Rache selbst war aus dem Machtspiel genommen, genoss zugleich aber buchstäblich die Verehrung eines Heiligen, was seinem Ego, ganz wie H×fer es vorausgesehen hatte, noch mehr schmeichelte, ja gewaltig zu Kopf stieg – sein Heiligenbildnis zeigt ihn mit blitzsprühenden Augen, nacktem, muskulösem Oberkörper und schmerzhaft weißen Zäh­nen; die Hände ruhen auf den Schädeln von einem Mann und einer Frau, die links und rechts von ihm demütig seine Einbläuungen entgegennehmen, sein mächtiges Haupthaar wird von einem Kokablattkranz gekrönt. Auch wegen derlei Götzenhaftigkeit rieb die kat-hohle Kirche sich weiter auf – Traditionalisten konnten ihr Entsetzen über die Heiligspre­chung eines lebenden Menschen nicht überwin­den, schrieben die Kirchensatzungen doch eindeutig vor, dass Heilige verehrt werden müssen. Was nun dar­auf hinauslief, dass neben der Dreifaltigkeit eine Art lebender Halbgott entstand, dessen direkter Draht zu Gott kirchenseits hochoffiziell bestätigt worden war; theologisch gesehen eine Kontinentalver­schiebung, mit der insbesondere die bisherige Kirchenelite weder mitwollte noch mitkonnte. Eine weitere Spaltung der ganz und gar nicht mehr „universalen“ Religionsgemeinheit schien bald nur noch eine Frage der Zeit. Viele jener Anhän­ger, denen derlei kirchenphilosophische Gedankengänge am Allerwertesten vorbeigingen, strömten derweil dem Ra­che-Kult zu und verwandelten in genauer Befolgung der kat-hohlen Heiligenverehrungsvor­schriften ihre Kirche in eine guruhörige Sekte zurück. Die große Masse tat, was sie schon die Jahrzehnte zu­vor getan hatte, wenn auch nunmehr lawinenartig: Sie trat aus.

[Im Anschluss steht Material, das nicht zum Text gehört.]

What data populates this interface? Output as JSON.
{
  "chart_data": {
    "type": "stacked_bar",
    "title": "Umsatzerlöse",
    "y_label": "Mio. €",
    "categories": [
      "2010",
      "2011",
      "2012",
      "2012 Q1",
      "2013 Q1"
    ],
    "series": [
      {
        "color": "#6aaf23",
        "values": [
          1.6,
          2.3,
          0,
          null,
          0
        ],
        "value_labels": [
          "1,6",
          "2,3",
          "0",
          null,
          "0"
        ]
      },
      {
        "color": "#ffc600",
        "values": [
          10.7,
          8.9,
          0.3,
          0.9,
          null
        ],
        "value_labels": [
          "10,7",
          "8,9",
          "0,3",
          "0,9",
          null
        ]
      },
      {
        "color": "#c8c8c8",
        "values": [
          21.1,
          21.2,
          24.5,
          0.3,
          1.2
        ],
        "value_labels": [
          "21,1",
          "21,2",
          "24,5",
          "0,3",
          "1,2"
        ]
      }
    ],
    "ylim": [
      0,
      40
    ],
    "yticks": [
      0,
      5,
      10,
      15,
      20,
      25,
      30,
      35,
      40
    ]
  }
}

Aus H×fers Sicht ein Erfolg auf allen Linien: Rache „zu Tode befördert“, wie er es gerne für sich allein aus­drückte, die Kat-hohlen auf den kürzesten Weg zu ihrer eigenen Vernichtung gebracht und dabei selbst als Teil der Religions-Pro­testgruppe frei von jeder Verantwortung. Die Einbläulingen-Partei war zu einem Kult geworden, H×fer zu dessen Hohe­priester. Endlich konnten die bisher von den politischen, rassischen, ideo­logischen, völkischen, fremdsprachlichen, aus­ländischen, inländischen, intellektuellen, religiösen und sonsti­gen Feinden als Behauptungen, Propaganda oder gar glatte Lügen verunglimpften eingebläuten Wahrheiten im unverfälschten Glanz unbedingter Wahrhaftigkeit erstrahlen. Egal was Rache von sich gab, ob er der De­mokratie an sich die Daseinsberechtigung absprach, nach einem starken Führer schrie, die Schuld an allen Missständen je nach Stimmungslage den Asylanten, Islamisten, Flüchtlingen, Musli­men, Burka-Trägerinnen, Linkslinken, Migranten, Sozialschmarotzern oder Vaterlandsverrätern zuschob, den baldigen Bürgerkrieg her­aufbeschwor, den Untergang des Abendlandes prophezeite – alles wurde von den Eingebläuten aufge­sogen, als gelte es die Milch des Herrn zu trinken. Noch wichtiger: Es wurde nicht hinterfragt, nach Fakten geprüft oder zur Diskussion gestellt, es wurde geglaubt. H×fer stellte hinter den Kulissen sicher, dass Rache sich dabei – Ehre! Treue! – an seinen Plan hielt und nichts verkündete, das diesem zuwiderlief, also seine, H×fers, Stellung untergrub. Das funktionierte weitestgehend reibungslos, da der Bundesabkanzler seine symbolische Position in vollen Zügen ge­noss: Sie entband ihn der Mühen des gemeinverwahrenden Tagesgeschäfts und verhalf ihm zu gottähnlicher Vereh­rung. Welches Interesse sollte er daran haben, zu den Grabenkämpfen der Gewöhnlichen zurückzukehren? Und in den seltenen Fällen, in denen doch einmal der alte Hetz-Christian zum Vorschein kam, andere niedermachend zur eigenen Erhebung anstatt zum Wohle der großen Gemeinheit der Einbläulinge, mit Sätzen um sich schlagend im unablässigen Kampf um die Spitze, setzte H×fer sein huldvollstes Lächeln auf und erklärte den andächtig Lauschenden, wie im ers­ten Moment befremdlich Wirkendes tatsächlich zu verstehen waren. Als Hohepriester der großen Gemeinheit hatte er die Deutungshoheit, sein Wort war nicht bloß Gesetz; es aufzunehmen, anzunehmen, zu verinnerlichen war gelebter Glaube.

Ja, No-bert H×fer war am Ziel. Und lächelte.